Better than the Barry Butler

Hannah Shaddock
4 min readApr 29, 2021

I’ve always felt it was too obvious to have a striker as your favourite player. How boring, I’d think, how basic, to like the player who scores the goals, the one who wants all the glory to themselves! Instead I loved brick-headed centre backs, valiant goalkeepers, midfield powerhouses — anyone but a striker.

Then came Teemu Pukki. It’s hard to know when, exactly, he won me over, but somewhere between his arrival in July of 2018 and November of that same year, when he emerged as the leading light of our promotion charge, I realised that he was different.

Level-headed, humble and hardworking, Pukki has come to exemplify this Norwich City team. He is the crown jewel of a canny recruitment policy that finds value in places others overlook: in his case, that was the Danish top tier, where he had spent four seasons with Brondby.

As we like to tell anyone who’ll listen, he arrived on a free transfer, making what followed all the more extraordinary: in his first season with us he won the Championship golden boot with 29 goals, the second-highest total ever, bettered only by Glenn Murray’s 30 for Crystal Palace in 2012–13. It’s worth noting that eight of Murray’s tally were penalties — Pukki’s 29 did not contain a single spot kick.

But it is his character, not only his talent, that makes him so likeable. He lacks many of the traits associated with top strikers: arrogance, aggression, vanity. He is relentlessly self-effacing, always deflecting praise, even when marking personal milestones.

You see it in his goal celebrations, when often the first thing he does is turn to acknowledge the assist — especially when the provider is Emi Buendía. Pukki has described the Argentinian as “the best partner I’ve ever had on a football pitch”, and the feeling is mutual. In our 4–1 win over Stoke City in February, Buendía helped Pukki to end a run of eight games without a goal from open play, setting him up for the second; he also won a penalty that he wanted to take himself, but which he relinquished to Pukki.

Afterwards Buendía recounted their conversation: “I asked Teemu if I could take it in the beginning and he said yes, but then he asked me if he could and I said, ‘Of course, you are the main taker, you are our goalscorer’.”

It was a neat summation of Pukki’s understated style, and the respect his team-mates have for him.

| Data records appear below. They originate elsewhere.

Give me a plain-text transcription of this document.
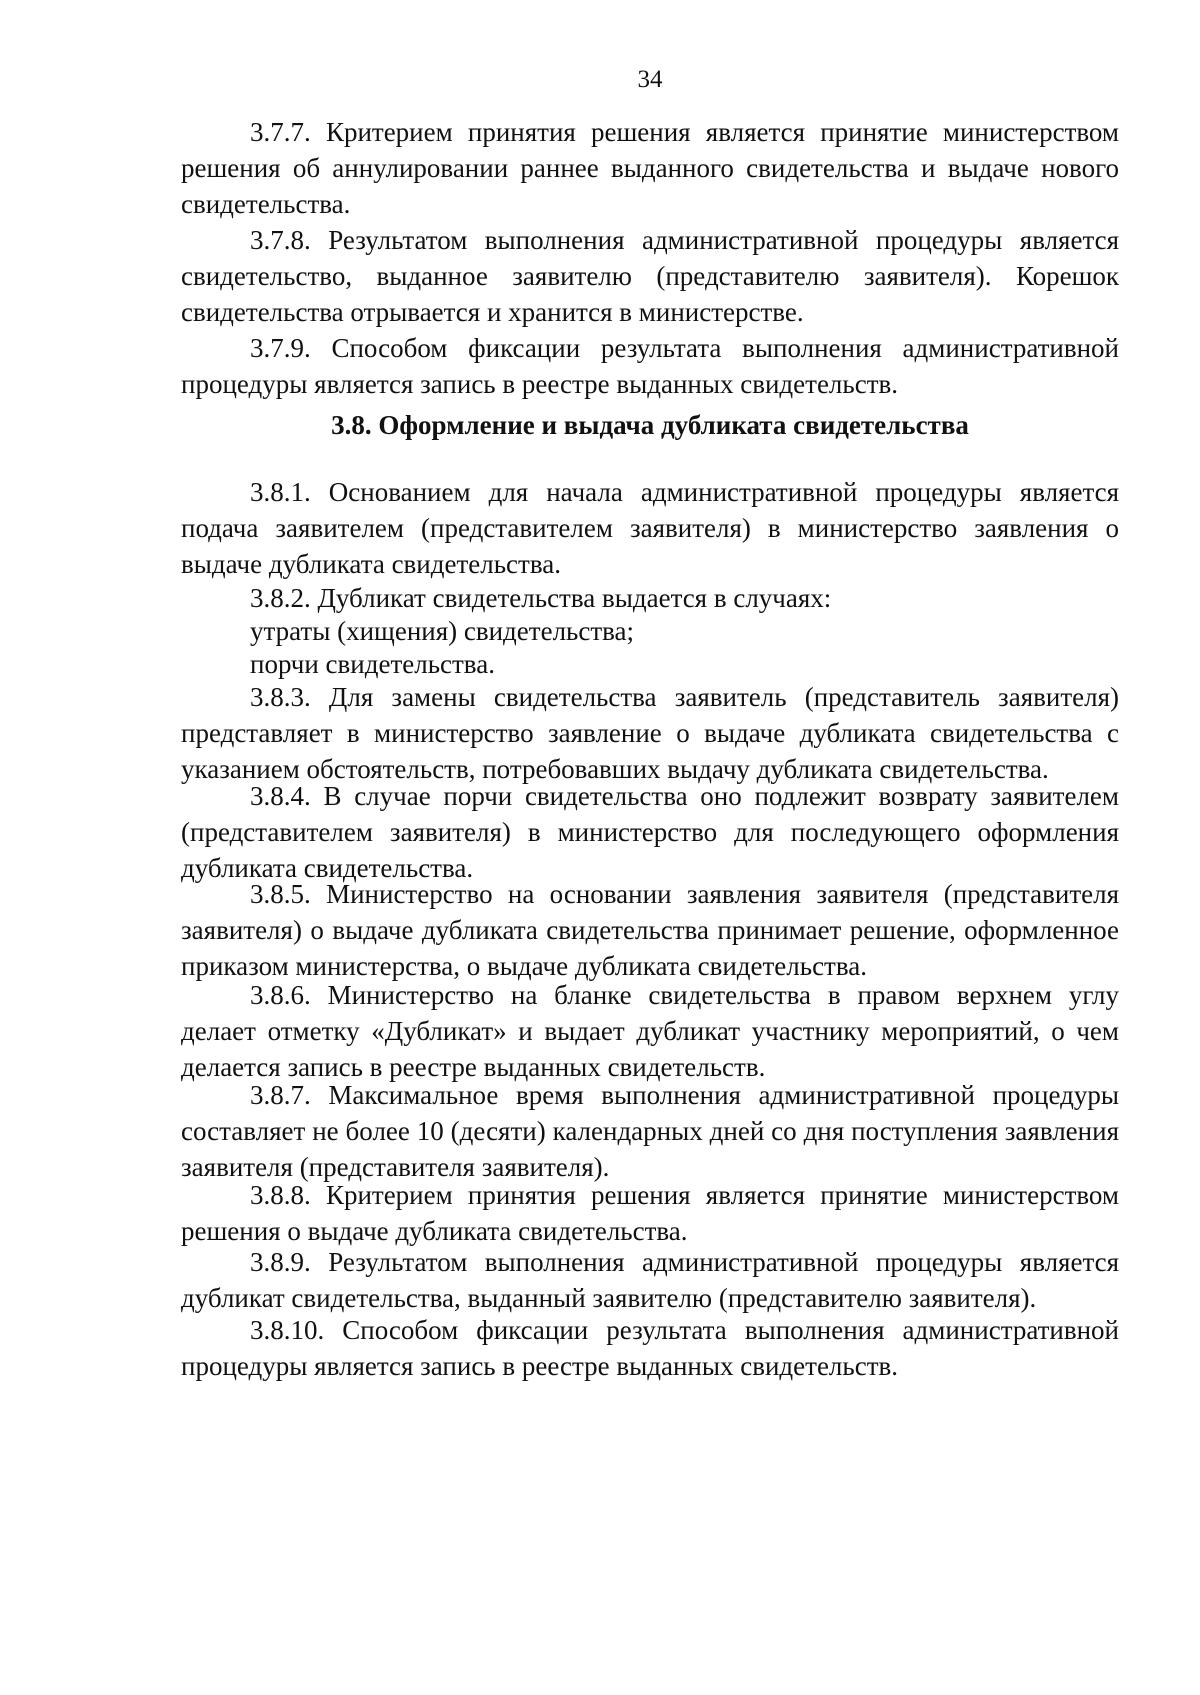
34

3.7.7. Критерием принятия решения является принятие министерством решения об аннулировании раннее выданного свидетельства и выдаче нового свидетельства.

3.7.8. Результатом выполнения административной процедуры является свидетельство, выданное заявителю (представителю заявителя). Корешок свидетельства отрывается и хранится в министерстве.

3.7.9. Способом фиксации результата выполнения административной процедуры является запись в реестре выданных свидетельств.

3.8. Оформление и выдача дубликата свидетельства

3.8.1. Основанием для начала административной процедуры является подача заявителем (представителем заявителя) в министерство заявления о выдаче дубликата свидетельства.

3.8.2. Дубликат свидетельства выдается в случаях:

утраты (хищения) свидетельства;

порчи свидетельства.

3.8.3. Для замены свидетельства заявитель (представитель заявителя) представляет в министерство заявление о выдаче дубликата свидетельства с указанием обстоятельств, потребовавших выдачу дубликата свидетельства.

3.8.4. В случае порчи свидетельства оно подлежит возврату заявителем (представителем заявителя) в министерство для последующего оформления дубликата свидетельства.

3.8.5. Министерство на основании заявления заявителя (представителя заявителя) о выдаче дубликата свидетельства принимает решение, оформленное приказом министерства, о выдаче дубликата свидетельства.

3.8.6. Министерство на бланке свидетельства в правом верхнем углу делает отметку «Дубликат» и выдает дубликат участнику мероприятий, о чем делается запись в реестре выданных свидетельств.

3.8.7. Максимальное время выполнения административной процедуры составляет не более 10 (десяти) календарных дней со дня поступления заявления заявителя (представителя заявителя).

3.8.8. Критерием принятия решения является принятие министерством решения о выдаче дубликата свидетельства.

3.8.9. Результатом выполнения административной процедуры является дубликат свидетельства, выданный заявителю (представителю заявителя).

3.8.10. Способом фиксации результата выполнения административной процедуры является запись в реестре выданных свидетельств.
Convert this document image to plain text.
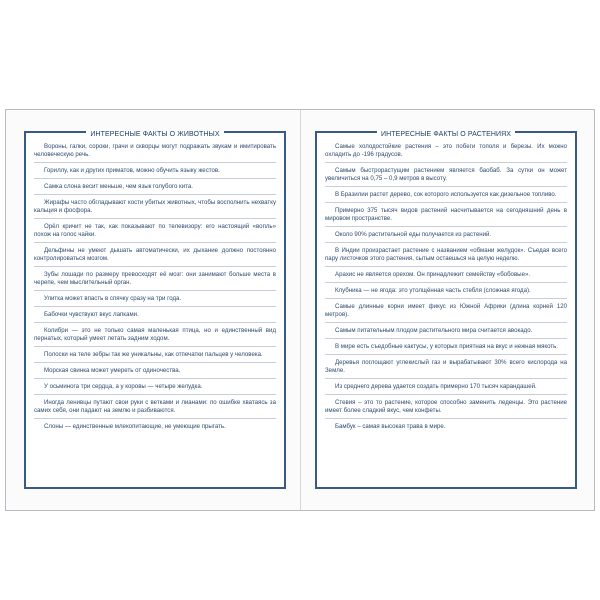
ИНТЕРЕСНЫЕ ФАКТЫ О ЖИВОТНЫХ
Вороны, галки, сороки, грачи и скворцы могут подражать звукам и имитировать человеческую речь.
Гориллу, как и других приматов, можно обучить языку жестов.
Самка слона весит меньше, чем язык голубого кита.
Жирафы часто обгладывают кости убитых животных, чтобы восполнить нехватку кальция и фосфора.
Орёл кричит не так, как показывают по телевизору: его настоящий «вопль» похож на голос чайки.
Дельфины не умеют дышать автоматически, их дыхание должно постоянно контролироваться мозгом.
Зубы лошади по размеру превосходят её мозг: они занимают больше места в черепе, чем мыслительный орган.
Улитка может впасть в спячку сразу на три года.
Бабочки чувствуют вкус лапками.
Колибри — это не только самая маленькая птица, но и единственный вид пернатых, который умеет летать задним ходом.
Полоски на теле зебры так же уникальны, как отпечатки пальцев у человека.
Морская свинка может умереть от одиночества.
У осьминога три сердца, а у коровы — четыре желудка.
Иногда ленивцы путают свои руки с ветками и лианами: по ошибке хватаясь за самих себя, они падают на землю и разбиваются.
Слоны — единственные млекопитающие, не умеющие прыгать.
ИНТЕРЕСНЫЕ ФАКТЫ О РАСТЕНИЯХ
Самые холодостойкие растения – это побеги тополя и березы. Их можно охладить до -196 градусов.
Самым быстрорастущим растением является баобаб. За сутки он может увеличиться на 0,75 – 0,9 метров в высоту.
В Бразилии растет дерево, сок которого используется как дизельное топливо.
Примерно 375 тысяч видов растений насчитывается на сегодняшний день в мировом пространстве.
Около 90% растительной еды получается из растений.
В Индии произрастает растение с названием «обмани желудок». Съедая всего пару листочков этого растения, сытым остаешься на целую неделю.
Арахис не является орехом. Он принадлежит семейству «бобовые».
Клубника — не ягода: это утолщённая часть стебля (сложная ягода).
Самые длинные корни имеет фикус из Южной Африки (длина корней 120 метров).
Самым питательным плодом растительного мира считается авокадо.
В мире есть съедобные кактусы, у которых приятная на вкус и нежная мякоть.
Деревья поглощают углекислый газ и вырабатывают 30% всего кислорода на Земле.
Из среднего дерева удается создать примерно 170 тысяч карандашей.
Стевия – это то растение, которое способно заменить леденцы. Это растение имеет более сладкий вкус, чем конфеты.
Бамбук – самая высокая трава в мире.
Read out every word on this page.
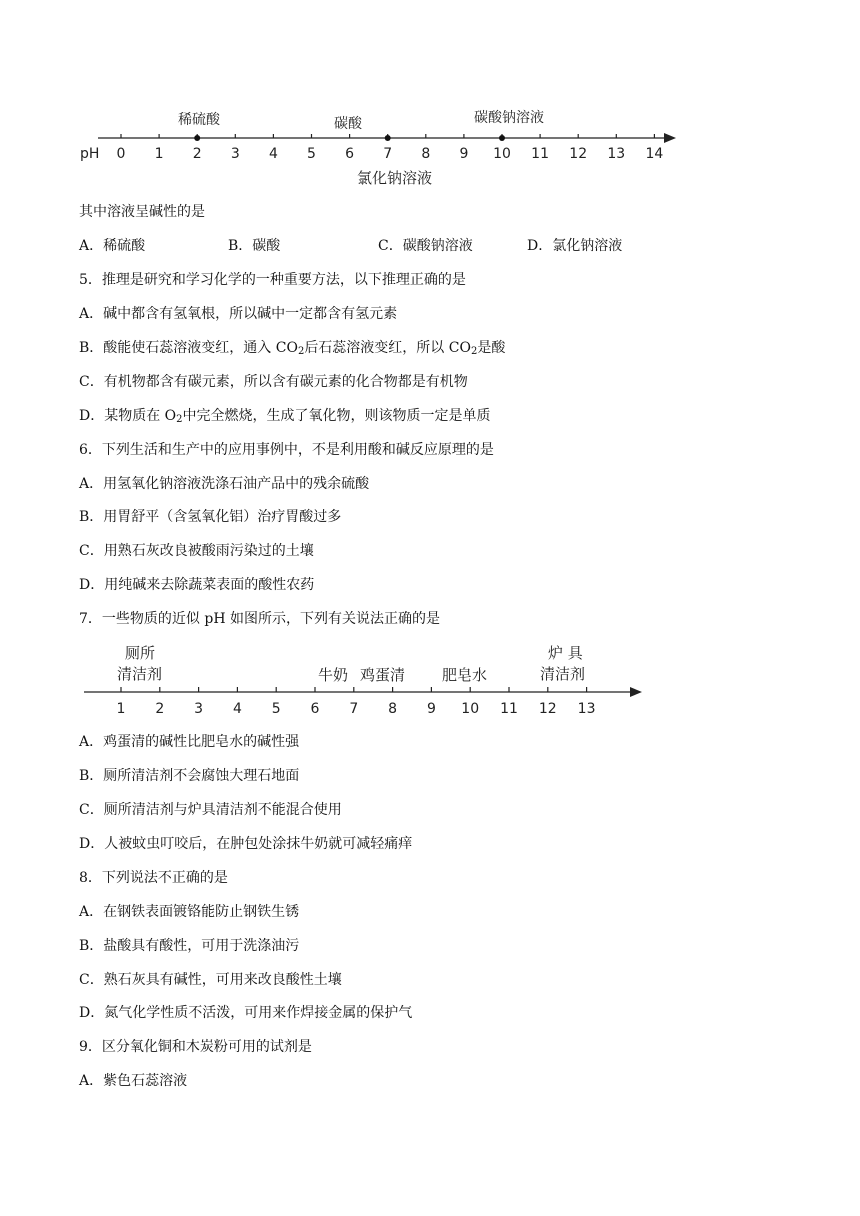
pH 0 1 2 3 4 5 6 7 8 9 10 11 12 13 14
稀硫酸	碳酸	碳酸钠溶液
氯化钠溶液
其中溶液呈碱性的是
A．稀硫酸	B．碳酸	C．碳酸钠溶液	D．氯化钠溶液
5．推理是研究和学习化学的一种重要方法，以下推理正确的是
A．碱中都含有氢氧根，所以碱中一定都含有氢元素
B．酸能使石蕊溶液变红，通入 $CO_2$后石蕊溶液变红，所以 $CO_2$是酸
C．有机物都含有碳元素，所以含有碳元素的化合物都是有机物
D．某物质在 $O_2$中完全燃烧，生成了氧化物，则该物质一定是单质
6．下列生活和生产中的应用事例中，不是利用酸和碱反应原理的是
A．用氢氧化钠溶液洗涤石油产品中的残余硫酸
B．用胃舒平（含氢氧化铝）治疗胃酸过多
C．用熟石灰改良被酸雨污染过的土壤
D．用纯碱来去除蔬菜表面的酸性农药
7．一些物质的近似 pH 如图所示，下列有关说法正确的是
1 2 3 4 5 6 7 8 9 10 11 12 13
厕所
清洁剂	牛奶 鸡蛋清 肥皂水
炉 具
清洁剂
A．鸡蛋清的碱性比肥皂水的碱性强
B．厕所清洁剂不会腐蚀大理石地面
C．厕所清洁剂与炉具清洁剂不能混合使用
D．人被蚊虫叮咬后，在肿包处涂抹牛奶就可减轻痛痒
8．下列说法不正确的是
A．在钢铁表面镀铬能防止钢铁生锈
B．盐酸具有酸性，可用于洗涤油污
C．熟石灰具有碱性，可用来改良酸性土壤
D．氮气化学性质不活泼，可用来作焊接金属的保护气
9．区分氧化铜和木炭粉可用的试剂是
A．紫色石蕊溶液
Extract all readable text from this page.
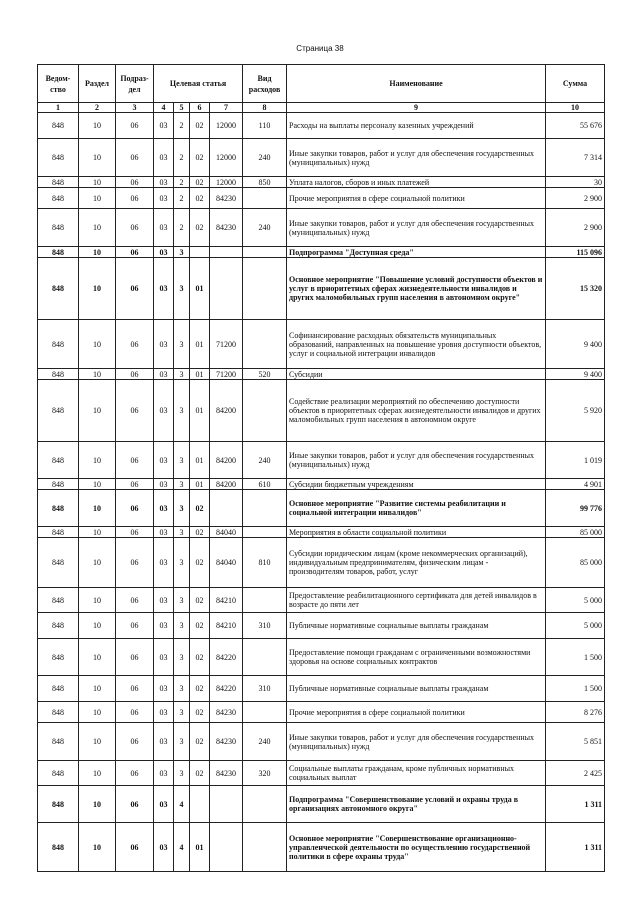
Страница 38
Ведом-ство	Раздел	Подраз-дел	Целевая статья				Вид расходов	Наименование	Сумма
1	2	3	4	5	6	7	8	9	10
848	10	06	03	2	02	12000	110	Расходы на выплаты персоналу казенных учреждений	55 676
848	10	06	03	2	02	12000	240	Иные закупки товаров, работ и услуг для обеспечения государственных (муниципальных) нужд	7 314
848	10	06	03	2	02	12000	850	Уплата налогов, сборов и иных платежей	30
848	10	06	03	2	02	84230		Прочие мероприятия в сфере социальной политики	2 900
848	10	06	03	2	02	84230	240	Иные закупки товаров, работ и услуг для обеспечения государственных (муниципальных) нужд	2 900
848	10	06	03	3				Подпрограмма "Доступная среда"	115 096
848	10	06	03	3	01			Основное мероприятие "Повышение условий доступности объектов и услуг в приоритетных сферах жизнедеятельности инвалидов и других маломобильных групп населения в автономном округе"	15 320
848	10	06	03	3	01	71200		Софинансирование расходных обязательств муниципальных образований, направленных на повышение уровня доступности объектов, услуг и социальной интеграции инвалидов	9 400
848	10	06	03	3	01	71200	520	Субсидии	9 400
848	10	06	03	3	01	84200		Содействие реализации мероприятий по обеспечению доступности объектов в приоритетных сферах жизнедеятельности инвалидов и других маломобильных групп населения в автономном округе	5 920
848	10	06	03	3	01	84200	240	Иные закупки товаров, работ и услуг для обеспечения государственных (муниципальных) нужд	1 019
848	10	06	03	3	01	84200	610	Субсидии бюджетным учреждениям	4 901
848	10	06	03	3	02			Основное мероприятие "Развитие системы реабилитации и социальной интеграции инвалидов"	99 776
848	10	06	03	3	02	84040		Мероприятия в области социальной политики	85 000
848	10	06	03	3	02	84040	810	Субсидии юридическим лицам (кроме некоммерческих организаций), индивидуальным предпринимателям, физическим лицам - производителям товаров, работ, услуг	85 000
848	10	06	03	3	02	84210		Предоставление реабилитационного сертификата для детей инвалидов в возрасте до пяти лет	5 000
848	10	06	03	3	02	84210	310	Публичные нормативные социальные выплаты гражданам	5 000
848	10	06	03	3	02	84220		Предоставление помощи гражданам с ограниченными возможностями здоровья на основе социальных контрактов	1 500
848	10	06	03	3	02	84220	310	Публичные нормативные социальные выплаты гражданам	1 500
848	10	06	03	3	02	84230		Прочие мероприятия в сфере социальной политики	8 276
848	10	06	03	3	02	84230	240	Иные закупки товаров, работ и услуг для обеспечения государственных (муниципальных) нужд	5 851
848	10	06	03	3	02	84230	320	Социальные выплаты гражданам, кроме публичных нормативных социальных выплат	2 425
848	10	06	03	4				Подпрограмма "Совершенствование условий и охраны труда в организациях автономного округа"	1 311
848	10	06	03	4	01			Основное мероприятие "Совершенствование организационно-управленческой деятельности по осуществлению государственной политики в сфере охраны труда"	1 311
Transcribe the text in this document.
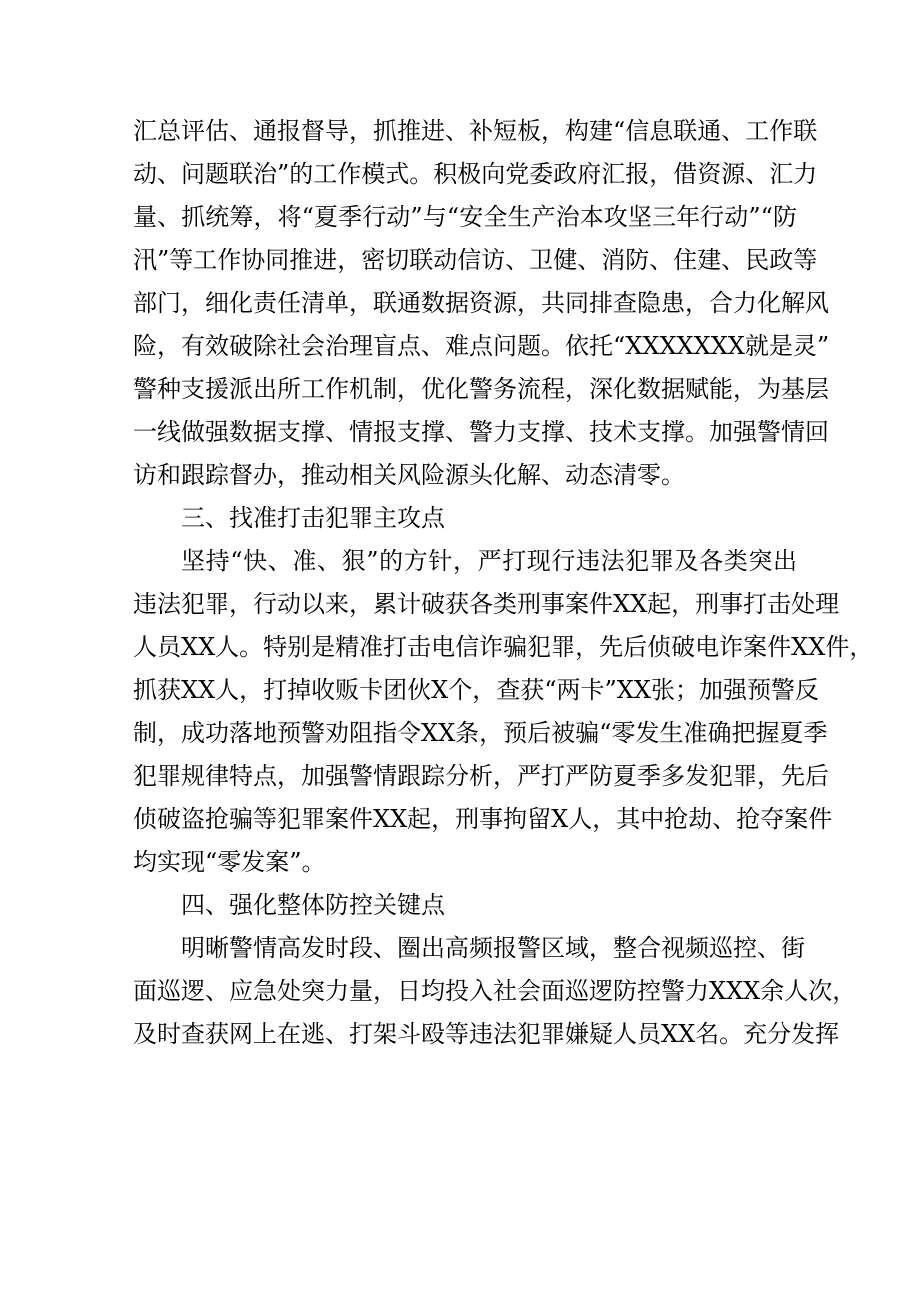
汇总评估、通报督导，抓推进、补短板，构建“信息联通、工作联
动、问题联治”的工作模式。积极向党委政府汇报，借资源、汇力
量、抓统筹，将“夏季行动”与“安全生产治本攻坚三年行动”“防
汛”等工作协同推进，密切联动信访、卫健、消防、住建、民政等
部门，细化责任清单，联通数据资源，共同排查隐患，合力化解风
险，有效破除社会治理盲点、难点问题。依托“XXXXXXX就是灵”
警种支援派出所工作机制，优化警务流程，深化数据赋能，为基层
一线做强数据支撑、情报支撑、警力支撑、技术支撑。加强警情回
访和跟踪督办，推动相关风险源头化解、动态清零。
三、找准打击犯罪主攻点
坚持“快、准、狠”的方针，严打现行违法犯罪及各类突出
违法犯罪，行动以来，累计破获各类刑事案件XX起，刑事打击处理
人员XX人。特别是精准打击电信诈骗犯罪，先后侦破电诈案件XX件，
抓获XX人，打掉收贩卡团伙X个，查获“两卡”XX张；加强预警反
制，成功落地预警劝阻指令XX条，预后被骗“零发生准确把握夏季
犯罪规律特点，加强警情跟踪分析，严打严防夏季多发犯罪，先后
侦破盗抢骗等犯罪案件XX起，刑事拘留X人，其中抢劫、抢夺案件
均实现“零发案”。
四、强化整体防控关键点
明晰警情高发时段、圈出高频报警区域，整合视频巡控、街
面巡逻、应急处突力量，日均投入社会面巡逻防控警力XXX余人次，
及时查获网上在逃、打架斗殴等违法犯罪嫌疑人员XX名。充分发挥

It’s been evident this season in the way Jordan Hugill has applauded the Finn from the sidelines, even though his stellar form has limited Hugill to only a handful of appearances.

Pukki’s Norwich career has also led to an unlikely alliance: before his arrival I can’t say I took a particular interest in the fortunes of the Finland national side, but I’m sure I won’t be the only Norwich fan to make them my second team at the Euros this summer. And of course our Finnish fan club has grown exponentially, after giving their talisman the chance to play in the Premier League.

Though Pukki got off to a blistering start in the top flight, he will feel he did not do himself justice, ending with only 11 goals. That he looks set to get another shot is one of the many pleasing elements of this campaign — and it will be richly deserved, given that he has again been key to our success, scoring 25 goals and counting.

Such a feat has prompted the usual debates over where, exactly, Pukki belongs in Norwich City folklore. Well, most statistical measures would suggest he is a bonafide great already: he is, before kick-off today, joint-tenth on the list of our all-time top scorers, on 66 goals, with the joint-best goals-per-game ratio.

But there’s another way of evaluating his contributions, a more human one: by remembering the special moments he has given us. Not everything has to be weighed against the past, or quantified. Because that’s the other thing I never understood about strikers: the strange alchemy they seem to rely upon during their richest veins of form. It is fragile and, like a magic trick, does not benefit from close scrutiny — it should simply be enjoyed.

When recalling Pukki’s vast highlights reel I often go back to the opening goal in our 4–0 win over Bolton Wanderers in February of 2019. He ended a slick counter-attacking move, taking a touch with his left foot to check back on to his right, fooling both the defender and the goalkeeper, and firing home at the near post.

It wasn’t spectacular, but it was quintessentially Pukki: smart movement, quick feet, a neat finish — and, of course, his tongue sticking out in concentration as he went for goal.

He already has plenty of accolades by now, but here’s another, perhaps the most precious of all, given it’s one no other Norwich striker has managed to earn: he’s my favourite.

This piece was published in OTBC, the Norwich City matchday programme, for the Championship game against Bournemouth on 17th March 2021.